Auntie’s Got a Brand New (Global) Bag

by on March 24, 2010

So, a new “visual language” (AKA design directions) from the Beeb! Most of their blog post is about visual design and grids, so I’ll leave comment on that to others, but I couldn’t ignore the following:

“We want to create a modern British design aesthetic”

And people at the Beeb wonder why they’re seen as arrogant! He he, only jokin’.

However, there are a couple of interesting IA/UX things here.

Firstly: “We’re moving away from left hand navigation to consistently placed, horizontal navigation across the site.” I can see why they think this is a good idea. They clearly want to promote the role of large, and even full-page photography to pole position,. But I wonder if it’ll give them problems like it did with Amazon (remember the “crazy tabs” era?). I predict they’ll sneak in some secondary navigation device before too long. I also wonder if they’ll succumb to the dreaded fly-out menus.

There is no direct mention of whether the rather pointless “movable tiles” approach to the content on the home page will be ditched or not, but I predict the former, if only because they want to retire the once trendy “distinctly ‘web 2.0’ design.” This observation leads me to one of my favourite pontifications: if you ditch an interaction idea on the grounds of updating a visual design, then it wasn’t a very useful idea in the first place, was it? That comment is almost certainly going to attract hate mail from somebody in the visual design community, but I call this the Glass Wall effect (8Mb PDF, sorry, but it’s a good read for some early web design nostalgia).
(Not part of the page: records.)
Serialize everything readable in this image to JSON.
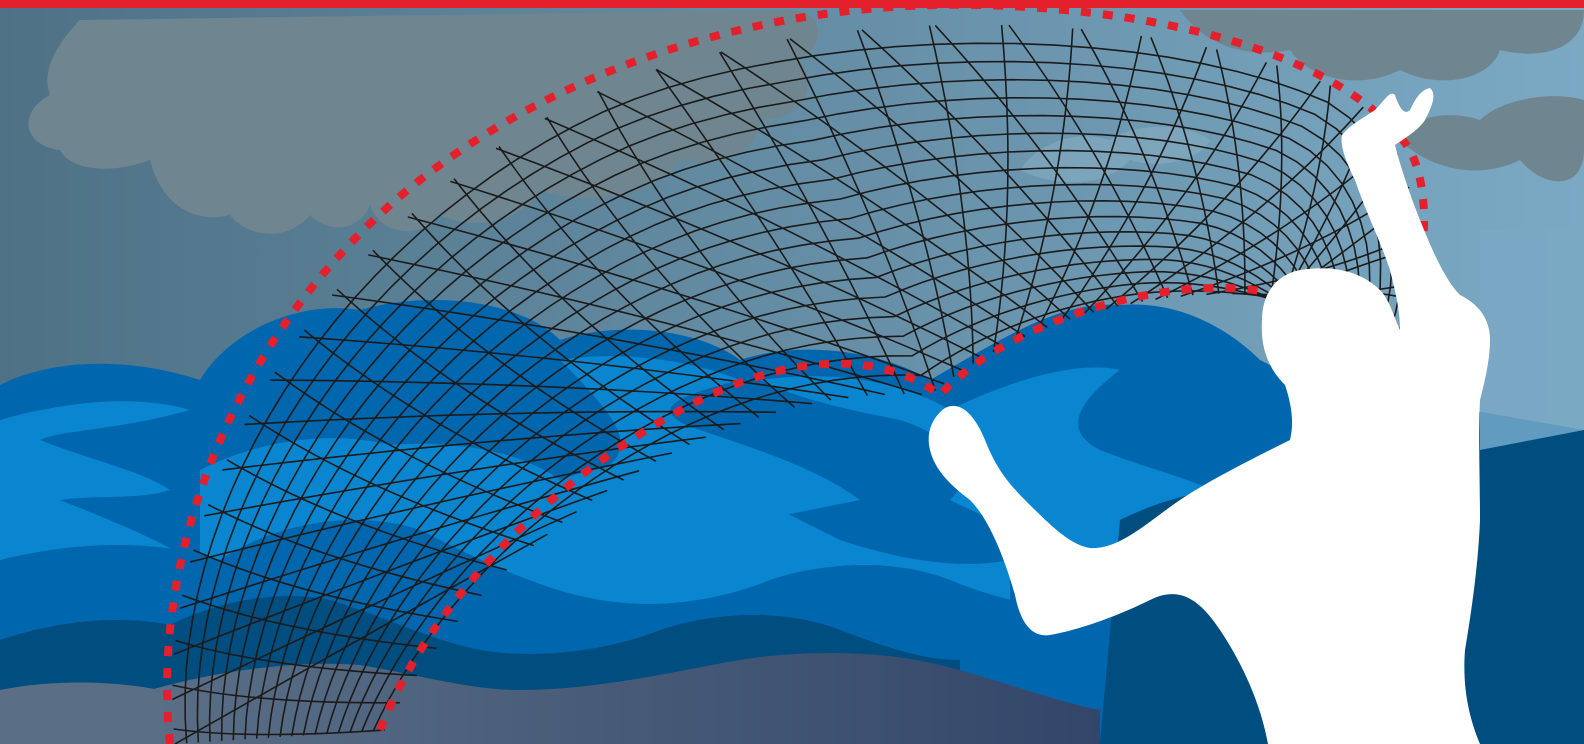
{
  "illustration": {
    "subject": "fisherman-casting-net",
    "colors": {
      "sky_left": "#4e7185",
      "sky_right": "#7ba9c4",
      "cloud": "#6f8690",
      "accent_red": "#e3202b",
      "wave_light": "#0a86d0",
      "wave_mid": "#0066ad",
      "wave_deep": "#004d80",
      "wave_dark": "#3b4e70",
      "net_line": "#1b1b1b",
      "silhouette": "#ffffff"
    },
    "icons": [
      "net-icon",
      "person-silhouette-icon",
      "cloud-icon",
      "wave-icon"
    ]
  }
}
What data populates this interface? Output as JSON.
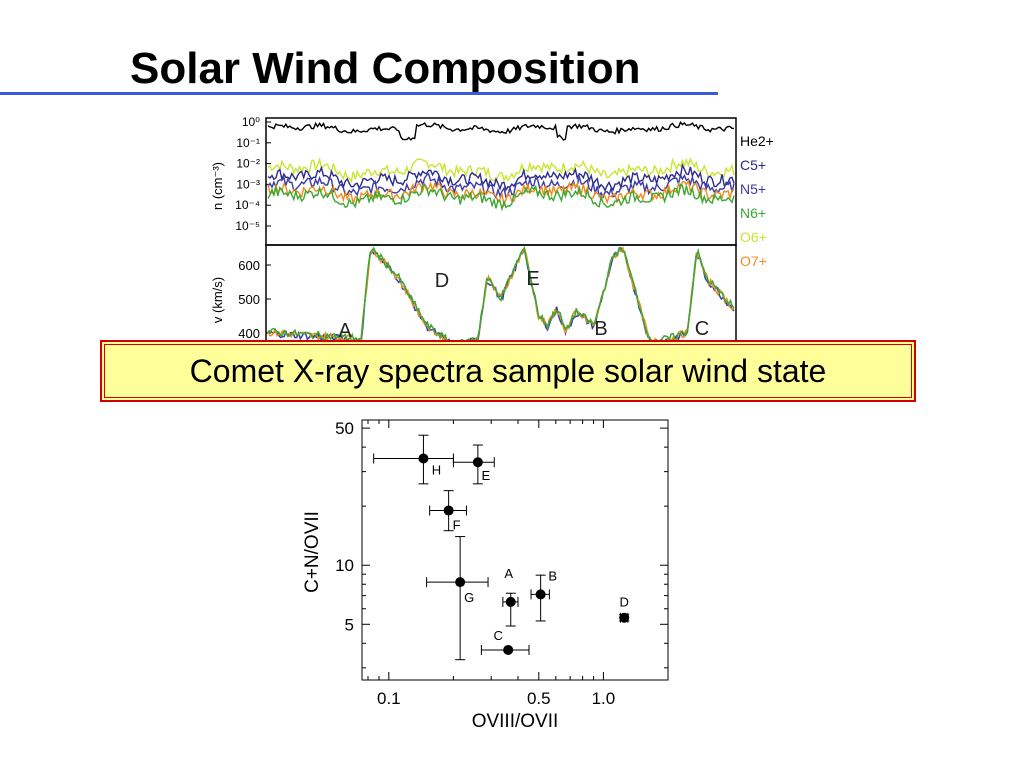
{
  "slide": {
    "title": "Solar Wind Composition",
    "callout": "Comet X-ray spectra sample solar wind state"
  },
  "colors": {
    "title_rule": "#3b5bdb",
    "He2+": "#000000",
    "C5+": "#2b2b8c",
    "N5+": "#3a3aa8",
    "N6+": "#3aa832",
    "O6+": "#c8e632",
    "O7+": "#f08c1e",
    "callout_bg": "#ffff99",
    "callout_border": "#d40000"
  },
  "chart_data": [
    {
      "type": "line",
      "panel": "density",
      "ylabel": "n (cm⁻³)",
      "yscale": "log",
      "ylim": [
        1e-05,
        1
      ],
      "yticks": [
        "10⁰",
        "10⁻¹",
        "10⁻²",
        "10⁻³",
        "10⁻⁴",
        "10⁻⁵"
      ],
      "legend": [
        "He2+",
        "C5+",
        "N5+",
        "N6+",
        "O6+",
        "O7+"
      ],
      "legend_position": "right",
      "series_levels_log10": {
        "He2+": -0.3,
        "C5+": -2.7,
        "N5+": -3.1,
        "N6+": -3.6,
        "O6+": -2.3,
        "O7+": -3.4
      }
    },
    {
      "type": "line",
      "panel": "velocity",
      "ylabel": "v (km/s)",
      "yticks": [
        600,
        500,
        400
      ],
      "ylim": [
        370,
        650
      ],
      "annotations": [
        "A",
        "D",
        "E",
        "B",
        "C"
      ],
      "profile_x": [
        0,
        0.1,
        0.2,
        0.22,
        0.28,
        0.34,
        0.4,
        0.45,
        0.47,
        0.5,
        0.55,
        0.58,
        0.6,
        0.62,
        0.64,
        0.66,
        0.7,
        0.74,
        0.76,
        0.78,
        0.82,
        0.86,
        0.9,
        0.92,
        0.94,
        1.0
      ],
      "profile_v": [
        400,
        390,
        380,
        650,
        560,
        420,
        360,
        380,
        560,
        500,
        650,
        450,
        420,
        470,
        400,
        460,
        420,
        620,
        650,
        560,
        370,
        380,
        400,
        640,
        560,
        470
      ]
    },
    {
      "type": "scatter",
      "xlabel": "OVIII/OVII",
      "ylabel": "C+N/OVII",
      "xscale": "log",
      "yscale": "log",
      "xlim": [
        0.075,
        2.0
      ],
      "ylim": [
        2.6,
        55
      ],
      "xticks": [
        "0.1",
        "0.5",
        "1.0"
      ],
      "yticks": [
        "50",
        "10",
        "5"
      ],
      "points": [
        {
          "label": "H",
          "x": 0.145,
          "y": 35,
          "xerr": [
            0.085,
            0.2
          ],
          "yerr": [
            26,
            46
          ]
        },
        {
          "label": "E",
          "x": 0.26,
          "y": 33.5,
          "xerr": [
            0.2,
            0.31
          ],
          "yerr": [
            26,
            41
          ]
        },
        {
          "label": "F",
          "x": 0.19,
          "y": 19,
          "xerr": [
            0.155,
            0.23
          ],
          "yerr": [
            15,
            24
          ]
        },
        {
          "label": "G",
          "x": 0.215,
          "y": 8.2,
          "xerr": [
            0.15,
            0.29
          ],
          "yerr": [
            3.3,
            14
          ]
        },
        {
          "label": "A",
          "x": 0.37,
          "y": 6.5,
          "xerr": [
            0.34,
            0.4
          ],
          "yerr": [
            4.9,
            7.2
          ]
        },
        {
          "label": "B",
          "x": 0.51,
          "y": 7.1,
          "xerr": [
            0.46,
            0.56
          ],
          "yerr": [
            5.2,
            8.9
          ]
        },
        {
          "label": "C",
          "x": 0.36,
          "y": 3.7,
          "xerr": [
            0.27,
            0.45
          ],
          "yerr": [
            3.7,
            3.7
          ]
        },
        {
          "label": "D",
          "x": 1.25,
          "y": 5.4,
          "xerr": [
            1.2,
            1.3
          ],
          "yerr": [
            5.2,
            5.6
          ]
        }
      ]
    }
  ]
}
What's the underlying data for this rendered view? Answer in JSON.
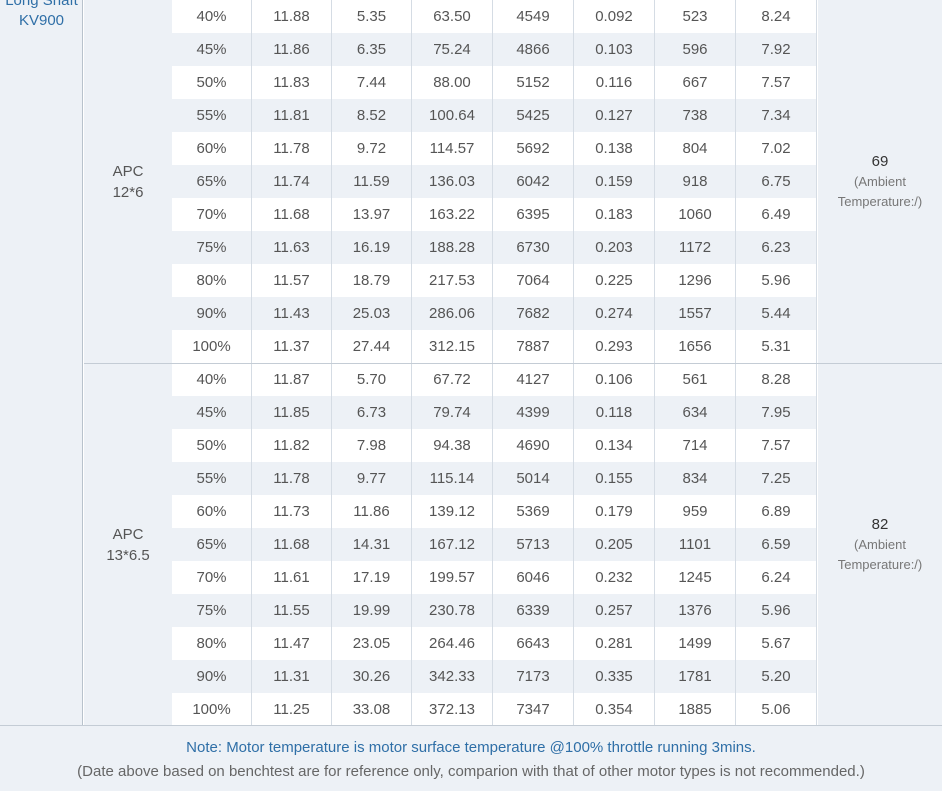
{
  "motor": {
    "line1": "Long Shaft",
    "line2": "KV900"
  },
  "groups": [
    {
      "prop_line1": "APC",
      "prop_line2": "12*6",
      "temp_value": "69",
      "temp_note_line1": "(Ambient",
      "temp_note_line2": "Temperature:/)",
      "rows": [
        [
          "40%",
          "11.88",
          "5.35",
          "63.50",
          "4549",
          "0.092",
          "523",
          "8.24"
        ],
        [
          "45%",
          "11.86",
          "6.35",
          "75.24",
          "4866",
          "0.103",
          "596",
          "7.92"
        ],
        [
          "50%",
          "11.83",
          "7.44",
          "88.00",
          "5152",
          "0.116",
          "667",
          "7.57"
        ],
        [
          "55%",
          "11.81",
          "8.52",
          "100.64",
          "5425",
          "0.127",
          "738",
          "7.34"
        ],
        [
          "60%",
          "11.78",
          "9.72",
          "114.57",
          "5692",
          "0.138",
          "804",
          "7.02"
        ],
        [
          "65%",
          "11.74",
          "11.59",
          "136.03",
          "6042",
          "0.159",
          "918",
          "6.75"
        ],
        [
          "70%",
          "11.68",
          "13.97",
          "163.22",
          "6395",
          "0.183",
          "1060",
          "6.49"
        ],
        [
          "75%",
          "11.63",
          "16.19",
          "188.28",
          "6730",
          "0.203",
          "1172",
          "6.23"
        ],
        [
          "80%",
          "11.57",
          "18.79",
          "217.53",
          "7064",
          "0.225",
          "1296",
          "5.96"
        ],
        [
          "90%",
          "11.43",
          "25.03",
          "286.06",
          "7682",
          "0.274",
          "1557",
          "5.44"
        ],
        [
          "100%",
          "11.37",
          "27.44",
          "312.15",
          "7887",
          "0.293",
          "1656",
          "5.31"
        ]
      ]
    },
    {
      "prop_line1": "APC",
      "prop_line2": "13*6.5",
      "temp_value": "82",
      "temp_note_line1": "(Ambient",
      "temp_note_line2": "Temperature:/)",
      "rows": [
        [
          "40%",
          "11.87",
          "5.70",
          "67.72",
          "4127",
          "0.106",
          "561",
          "8.28"
        ],
        [
          "45%",
          "11.85",
          "6.73",
          "79.74",
          "4399",
          "0.118",
          "634",
          "7.95"
        ],
        [
          "50%",
          "11.82",
          "7.98",
          "94.38",
          "4690",
          "0.134",
          "714",
          "7.57"
        ],
        [
          "55%",
          "11.78",
          "9.77",
          "115.14",
          "5014",
          "0.155",
          "834",
          "7.25"
        ],
        [
          "60%",
          "11.73",
          "11.86",
          "139.12",
          "5369",
          "0.179",
          "959",
          "6.89"
        ],
        [
          "65%",
          "11.68",
          "14.31",
          "167.12",
          "5713",
          "0.205",
          "1101",
          "6.59"
        ],
        [
          "70%",
          "11.61",
          "17.19",
          "199.57",
          "6046",
          "0.232",
          "1245",
          "6.24"
        ],
        [
          "75%",
          "11.55",
          "19.99",
          "230.78",
          "6339",
          "0.257",
          "1376",
          "5.96"
        ],
        [
          "80%",
          "11.47",
          "23.05",
          "264.46",
          "6643",
          "0.281",
          "1499",
          "5.67"
        ],
        [
          "90%",
          "11.31",
          "30.26",
          "342.33",
          "7173",
          "0.335",
          "1781",
          "5.20"
        ],
        [
          "100%",
          "11.25",
          "33.08",
          "372.13",
          "7347",
          "0.354",
          "1885",
          "5.06"
        ]
      ]
    }
  ],
  "footer": {
    "note": "Note: Motor temperature is motor surface temperature @100% throttle running 3mins.",
    "disclaimer": "(Date above based on benchtest are for reference only, comparion with that of other motor types is not recommended.)"
  }
}
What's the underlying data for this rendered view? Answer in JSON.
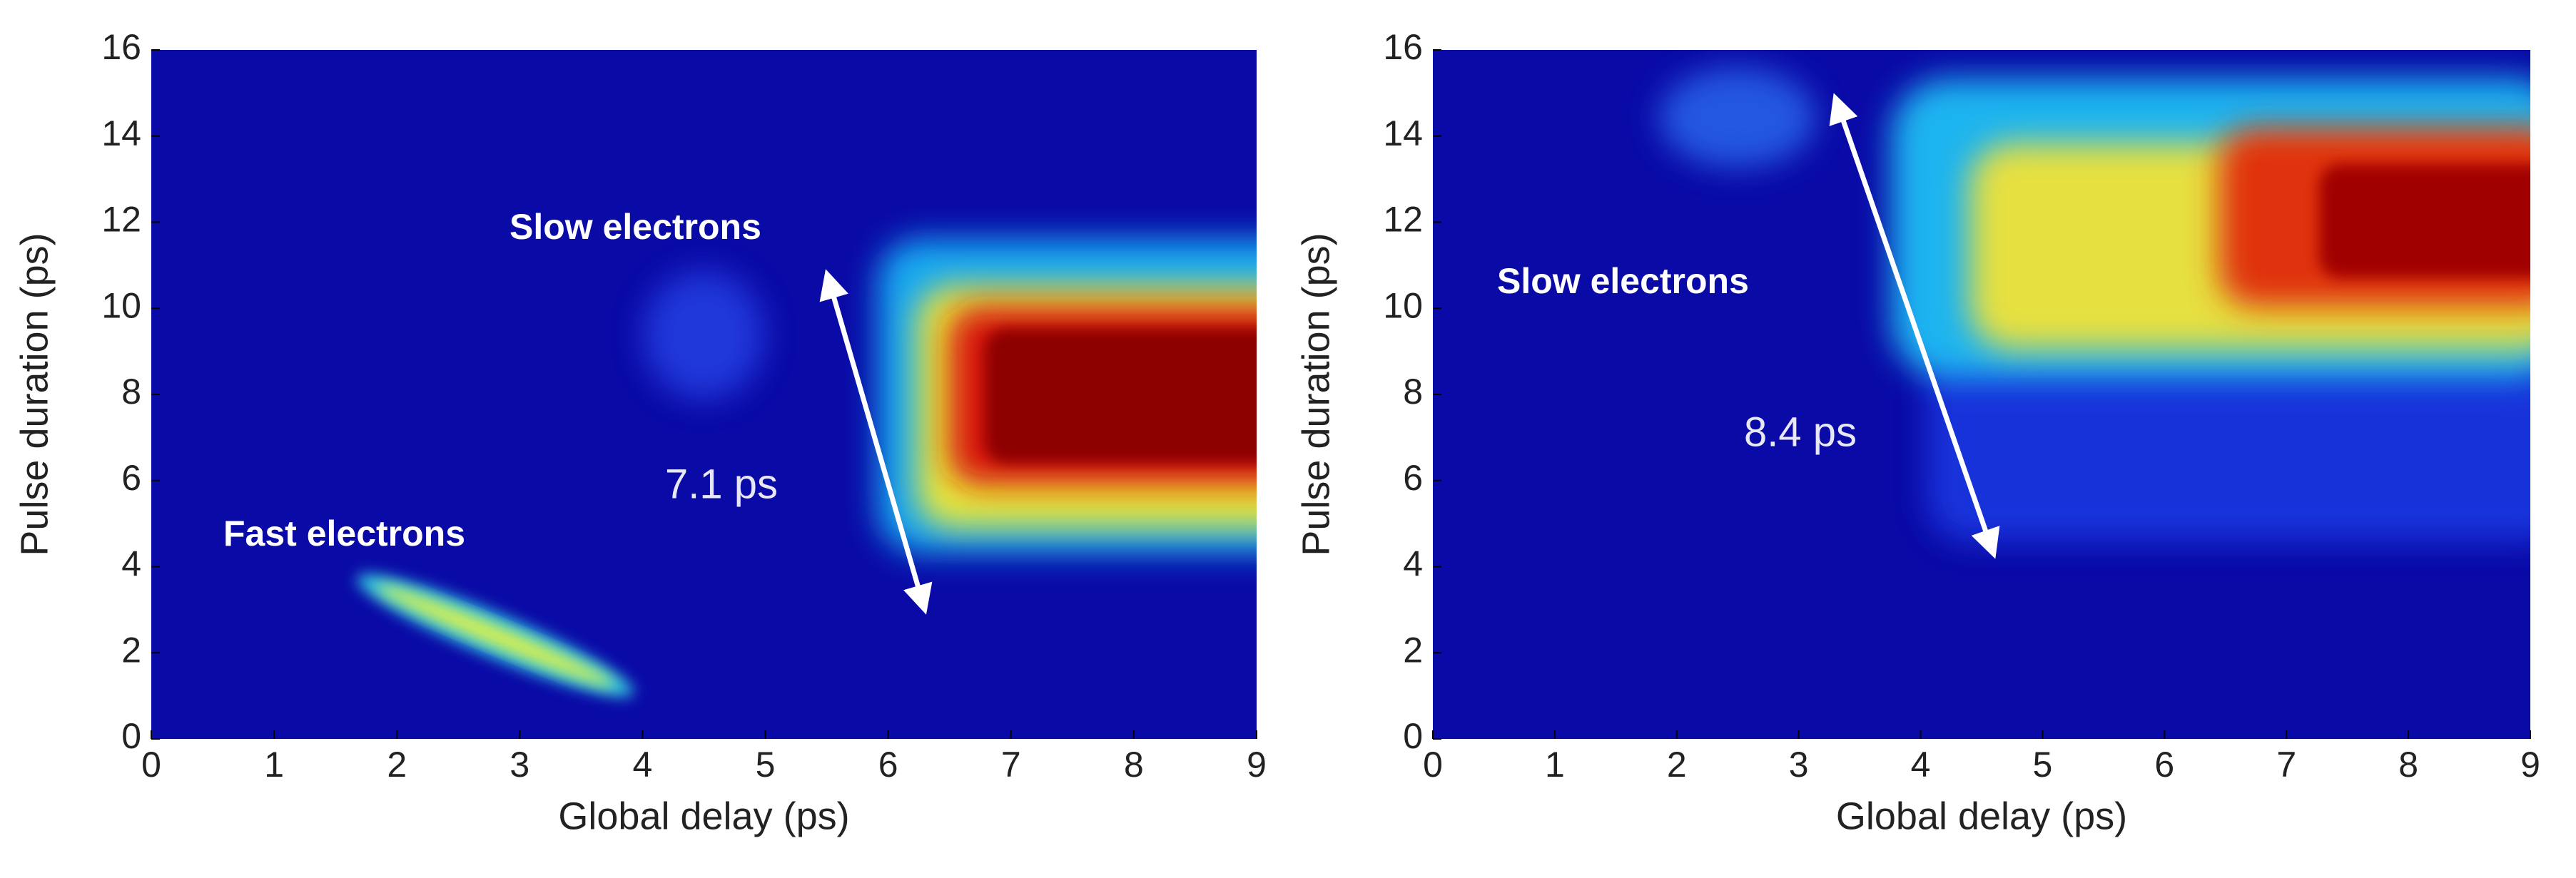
{
  "chart_data": [
    {
      "type": "heatmap",
      "xlabel": "Global delay (ps)",
      "ylabel": "Pulse duration (ps)",
      "xlim": [
        0,
        9
      ],
      "ylim": [
        0,
        16
      ],
      "xticks": [
        0,
        1,
        2,
        3,
        4,
        5,
        6,
        7,
        8,
        9
      ],
      "yticks": [
        0,
        2,
        4,
        6,
        8,
        10,
        12,
        14,
        16
      ],
      "annotations": [
        "Slow electrons",
        "Fast electrons",
        "7.1 ps"
      ]
    },
    {
      "type": "heatmap",
      "xlabel": "Global delay (ps)",
      "ylabel": "Pulse duration (ps)",
      "xlim": [
        0,
        9
      ],
      "ylim": [
        0,
        16
      ],
      "xticks": [
        0,
        1,
        2,
        3,
        4,
        5,
        6,
        7,
        8,
        9
      ],
      "yticks": [
        0,
        2,
        4,
        6,
        8,
        10,
        12,
        14,
        16
      ],
      "annotations": [
        "Slow electrons",
        "8.4 ps"
      ]
    }
  ]
}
It’s also probably me finding significance where there is none, but have they become almost obsessed with carousels (or at least things that look like them)? I often wonder what people make of these. I’ve not actually observed their use in wild very much.

Which also leads me to another observation: there’s not a single mention of user (or indeed any other kind) of research here, other than in the name Research Studios, who – bizarrely – do not use the word on their website either(!). So do they do research to support design or not? It appears not. I assume from this that the Beeb has now fully internalized the Apple Way. Perhaps that’s a good thing.  Neville Brody sure looks the part of the Genius Designer though, I’ll give him that. Then again, perhaps visual designs don’t need to be researched. Who knows.

But I’m rambling. Overall, this new style guide can’t be anything other than good news. So many people in my field regard bbc.co.uk as a reference site. It’s great they have the ability to evolve in clear progressions rather than being in hoc to the minutiae of commercial considerations and the yoke of “incremental design.”

Go Auntie, take my license fee and spend it for all you’re worth. I’m with you all the way.